Z pole position wystartował Bartłomiej Tabaczyński. Już w pierwszym zakręcie wyprzedzili go jednak Tomasz Nojman, Damian Stachowiak, Dybionka i Adam Karkuszewski.
Stachowiak następnie zaatakował Nojmana w «Uśmiechu Szatana». Dybionka podążył jego śladami i awansował na drugie miejsce, a jeszcze przed końcem pierwszego okrążenia wyprzedził Stachowiaka, obejmując pozycję lidera.
Nastolatek nie oglądał się już za siebie i pomknął do mety, uzyskując po drodze najszybszy czas okrążenia. Po upływie 20 minut zakończył wyścig z przewagą ponad pięciu sekund nad resztą stawki.
Drugie miejsce zajął zwycięzca pierwszego wyścigu Jerzy Drabent, który na trzecim okrążeniu wyprzedził Stachowiaka i od tego momentu w osamotnieniu zmierzał po ważne punkty do klasyfikacji generalnej.

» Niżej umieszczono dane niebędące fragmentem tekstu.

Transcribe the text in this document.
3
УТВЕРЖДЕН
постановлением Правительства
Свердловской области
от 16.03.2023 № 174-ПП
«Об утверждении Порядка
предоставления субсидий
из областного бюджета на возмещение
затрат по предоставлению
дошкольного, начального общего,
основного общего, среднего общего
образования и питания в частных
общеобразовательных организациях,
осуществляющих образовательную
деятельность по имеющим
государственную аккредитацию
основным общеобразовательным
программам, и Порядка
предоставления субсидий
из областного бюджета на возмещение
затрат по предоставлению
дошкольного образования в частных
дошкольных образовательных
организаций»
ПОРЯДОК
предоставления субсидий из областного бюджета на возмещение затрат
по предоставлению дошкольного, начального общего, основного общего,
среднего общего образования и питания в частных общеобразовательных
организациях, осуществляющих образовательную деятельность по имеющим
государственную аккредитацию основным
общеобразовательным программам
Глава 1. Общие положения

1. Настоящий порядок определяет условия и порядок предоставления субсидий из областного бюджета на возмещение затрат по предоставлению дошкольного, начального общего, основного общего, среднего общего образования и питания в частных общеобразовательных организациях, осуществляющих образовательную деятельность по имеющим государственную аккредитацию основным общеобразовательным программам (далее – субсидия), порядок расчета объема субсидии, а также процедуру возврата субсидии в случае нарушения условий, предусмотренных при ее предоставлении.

Jego śladami podążał prowadzący w tabeli przed lipcowym weekendem Adam Karkuszewski, który na czwartym kółku wyprzedził Stachowiaka i zapewnił sobie w ten sposób szóste podium w sezonie 2023.
Stachowiak przez resztę wyścigu skupiał swoje wysiłki na utrzymaniu za sobą Tomasza Nojmana. Kilka sekund za tą dwójką jechali Bartłomiej Tabaczyński i Paweł Namysłowski. Kara drive-through za falstart przekreśliła szanse na lepszy wynik dla ósmego na mecie Macieja Szewczyka. Punktowaną dziewiątkę uzupełnił Tomasz Urbański, a drugi w porannym wyścigu Adam Nojman przebił oponę i dojechał do mety z okrążeniem straty.
Do końca sezonu WORK STUFF Super S Cup pozostały cztery wyścigi. W sierpniu kierowcy spotkają się na torze Slovakia Ring nieopodal Bratysławy.